O professor Geraldo, ao descobrir as cinco leis de Ranganathan, identificou a Biblioteca do Paiaiá como um órgão vivo, em permanente crescimento, e ressalta que a 5ª Lei é a que mais se aplica - A biblioteca é um organismo em pleno crescimento (PRADO, 2019).

4.3 Favelivro

Trata-se de uma experiência carioca, que tem como objetivo “incentivar e educação e a cultura criando bibliotecas e atividades literárias em comunidades e escolas públicas do Rio de Janeiro” (FAVELIVRO, 2021, n.p.). É uma iniciativa voluntária de criação de bibliotecas comunitárias em que são realizadas contação de história, rodas de bate-papo, distribuição de livros gratuitos, entre outras ações, com o objetivo de democratizar a leitura (MARCILIO, 2021).

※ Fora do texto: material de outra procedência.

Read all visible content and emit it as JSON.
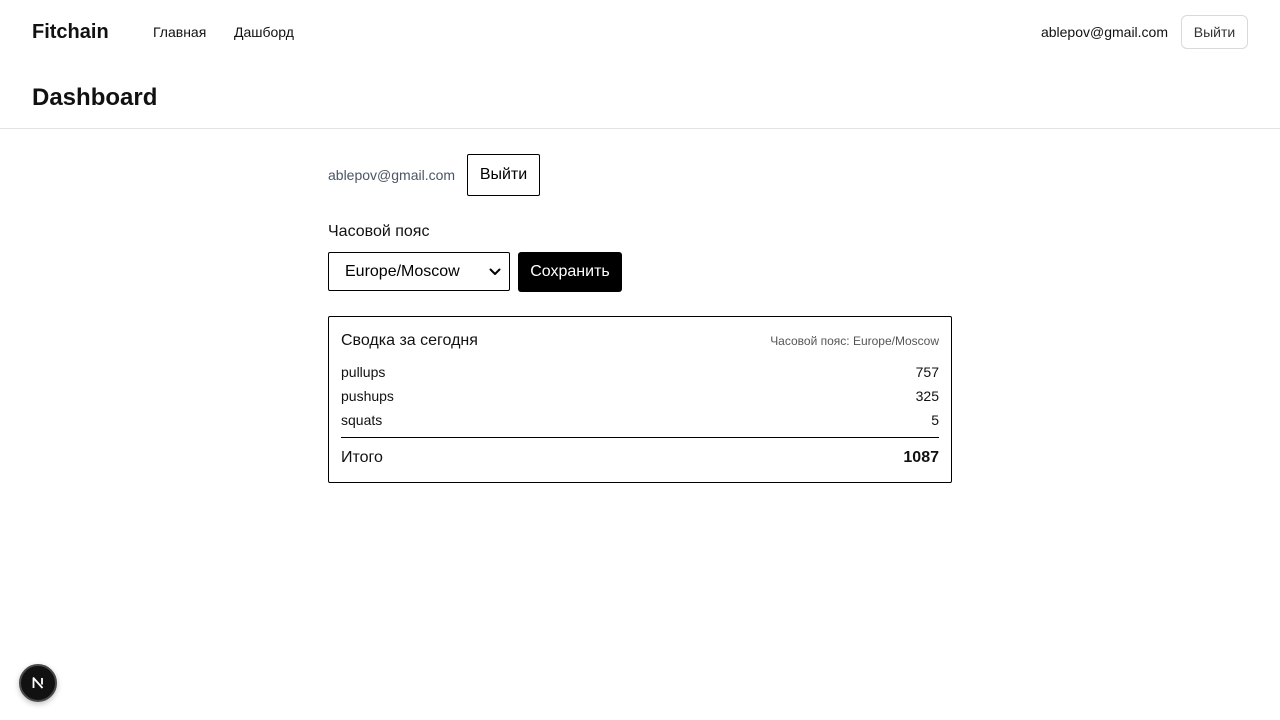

De acordo com depoimento de Verônica Marcilio (2021), professora de Literatura da Rede Municipal do Rio de Janeiro e contadora de história, em um encontro casual na Barreira do Vasco, em 2021, com Demézio Batista, livreiro aposentado, dois apaixonados por livros, nasceu a Favelivro. Demézio fazia parte do Projeto Hora do Come Livro desde 2010, cujo objetivo era estimular a leitura por meio de distribuição de livros nas favelas e comunidades para todas as faixas etárias, e Veronica, que, por iniciativa própria, visitava as comunidades para contação de histórias.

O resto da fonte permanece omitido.